Le débarquement espagnol
Malgré l'échec de l'Invincible Armada en 1588 et l'échec des expéditions navales suivantes dans le nord de l'Europe (dont les Armadas ratées de 1596 et de 1597), Philippe III d'Espagne espérait toujours abattre l'influence anglaise. L'aide de l'Espagne fut offerte aux rebelles irlandais, dans l'espoir qu'en bloquant les Anglais dans ce pays, cela les conduirait à retirer des moyens à leurs alliés des Pays-Bas, les États bataves, qui s'étaient engagés dans une longue rébellion contre la domination espagnole, et à la piraterie, qui sévissait le long des routes maritimes dans l'Atlantique.
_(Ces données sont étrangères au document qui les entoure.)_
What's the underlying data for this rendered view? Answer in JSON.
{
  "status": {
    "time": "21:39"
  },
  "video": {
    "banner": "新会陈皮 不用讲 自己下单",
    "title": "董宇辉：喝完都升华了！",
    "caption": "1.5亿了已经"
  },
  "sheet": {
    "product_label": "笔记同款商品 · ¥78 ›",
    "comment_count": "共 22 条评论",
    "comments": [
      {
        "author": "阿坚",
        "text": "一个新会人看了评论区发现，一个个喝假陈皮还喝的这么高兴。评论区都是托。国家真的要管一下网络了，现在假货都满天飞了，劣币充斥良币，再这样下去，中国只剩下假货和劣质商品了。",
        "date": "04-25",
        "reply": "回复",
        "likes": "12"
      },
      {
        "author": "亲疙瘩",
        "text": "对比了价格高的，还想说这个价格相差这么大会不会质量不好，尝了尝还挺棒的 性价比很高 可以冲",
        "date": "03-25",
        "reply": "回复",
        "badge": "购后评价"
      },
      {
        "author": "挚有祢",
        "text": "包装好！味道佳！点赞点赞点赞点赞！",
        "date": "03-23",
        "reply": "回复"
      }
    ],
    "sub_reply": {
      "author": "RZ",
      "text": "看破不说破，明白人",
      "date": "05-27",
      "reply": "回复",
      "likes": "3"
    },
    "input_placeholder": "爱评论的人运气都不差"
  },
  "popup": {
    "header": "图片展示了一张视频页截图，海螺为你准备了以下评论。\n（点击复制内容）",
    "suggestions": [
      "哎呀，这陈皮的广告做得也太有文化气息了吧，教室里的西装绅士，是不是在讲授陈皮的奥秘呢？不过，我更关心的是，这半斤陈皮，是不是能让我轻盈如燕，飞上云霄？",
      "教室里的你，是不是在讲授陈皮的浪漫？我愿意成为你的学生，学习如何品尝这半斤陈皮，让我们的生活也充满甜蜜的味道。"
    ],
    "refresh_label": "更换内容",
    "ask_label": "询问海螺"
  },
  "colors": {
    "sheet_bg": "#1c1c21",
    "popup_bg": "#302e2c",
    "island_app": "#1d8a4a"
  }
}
Philippe envoya en Irlande Don Juan d'Aguila et Don Diego Brochero (es) avec 6 000 hommes, et une importante quantité d'armes et de munition. Cette flotte espagnole était composée de 6 galions, de 11 navires de guerre et d'une trentaine de navires-magasins[1]. Le mauvais temps sépara les navires, et neuf d'entre eux, qui transportaient la majorité des soldats vétérans et la poudre, durent rebrousser chemin. Les 3 400 hommes restants débarquèrent à Kinsale, au sud de Cork, le . Ils prirent possession de la ville et du château de Rincurran sans rencontrer de résistance, les 150 hommes de la garnison anglaise, commandée par Sir Richard Piercy, s'étant enfuis à leur approche[2]. Le général espagnol envoya immédiatement des messagers en Ulster pour avertir de son arrivée. Les Espagnols s'empressèrent de fortifier les maigres fortifications de la ville, afin de résister aux forces anglaises qui approchaient.
En effet, ayant appris le débarquement espagnol, Lord Mountjoy, le Lord Deputy d'Irlande du moment, avait affaibli les garnisons établies autour du Pale, et s'était précipité, avec autant d'hommes qu'il avait pu trouver, vers Kinsale, où il mit le siège. Des renforts arrivèrent par Oysterhaven, un petit bras de mer à l'est de Kinsale, portant l'effectif de ses troupes à 12 000 hommes. Mais beaucoup de ceux-ci tombèrent malades, et seulement 7 500 d'entre eux furent capables de combattre. Sir Robert Leviston vint faire le blocus de la côte avec 10 navires de guerre anglais[3], après qu'une autre troupe espagnole, commandée par Alonso de Ocampo, eut réussi à débarquer à Baltimore.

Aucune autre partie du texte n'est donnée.